The primary character, Ben Franklin Green, leaves the big city after a disastrous pitch and winds up going to the natural world of the Wild West, specifically the Rocky Mountains. But things take a turn when his mentor’s daughter disappears and Green finds himself in Laurel Canyon, of all places, self-deputized as a detective and determined to solve the mystery.
“He's an ad guy who drops out of the ad business and he has a friend in L.A. who he goes to visit. The friend has a very outdoorsy, adventuresome young daughter who's 21 years old, and she goes missing in the mountains,” Lubow says. “The friend says, ‘Maybe you could help the detective agency think differently, think outside the box, and come up with some ways to bring my daughter back’.”
In the novel, Lubow teases the creative correlation between ad man and detective.
“The beauty of the story, the theme of the book, is things are not as they appear. And that's what our hero feels about advertising because advertising always portrays products as more beautiful and glamorous than they really are,” he says. “There is a scene in the beginning of the book where he's been sitting in a McDonald's-type hamburger joint. He's looking at the hamburger in his hand and he's also looking at a poster on the wall of the hamburger and he thinks, ‘You know, the hamburger on the poster is never the hamburger in your hand’."
Lubow says he tried to combine elements of suspense and mystery, but also to keep the novel light and humorous. The approach was something straight of his advertising background. He also drew on themes from his childhood.
“I've always liked cowboy stories a lot. I still like cowboy stories. I've also traveled to Colorado, and I've hiked through the Rocky Mountains, and I've been in the areas where the book takes place,” Lubow says. ”The idea if I could say it is an advertising guy goes west and becomes a cowboy. That's kind of a fantasy of a grown man.”

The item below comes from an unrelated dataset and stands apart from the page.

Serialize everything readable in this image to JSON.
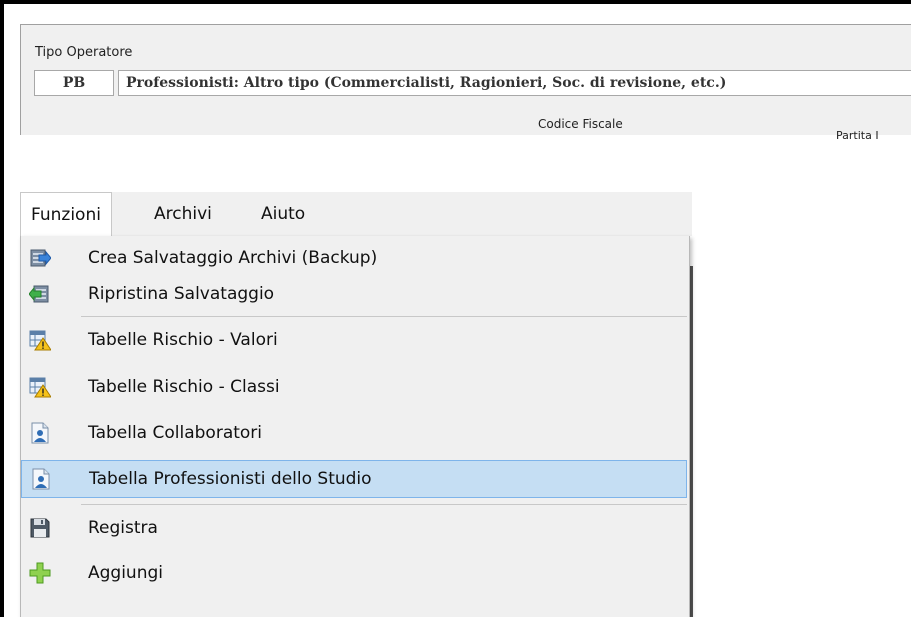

At one point in the book, Ben Franklin Greene, who's a little bit of a neurotic, finds himself wearing a cowboy hat out of necessity and having a gun belt strapped around his waist with a heavy revolver on it and he's on a galloping horse. Lubow says it all makes sense the way the pieces fit together, even if things really aren’t as they seem.
“I'll tell you a little secret. The bad guys are not necessarily the kidnappers,” he says.
The Idea People is available in paperback and as an e-book on Amazon.com.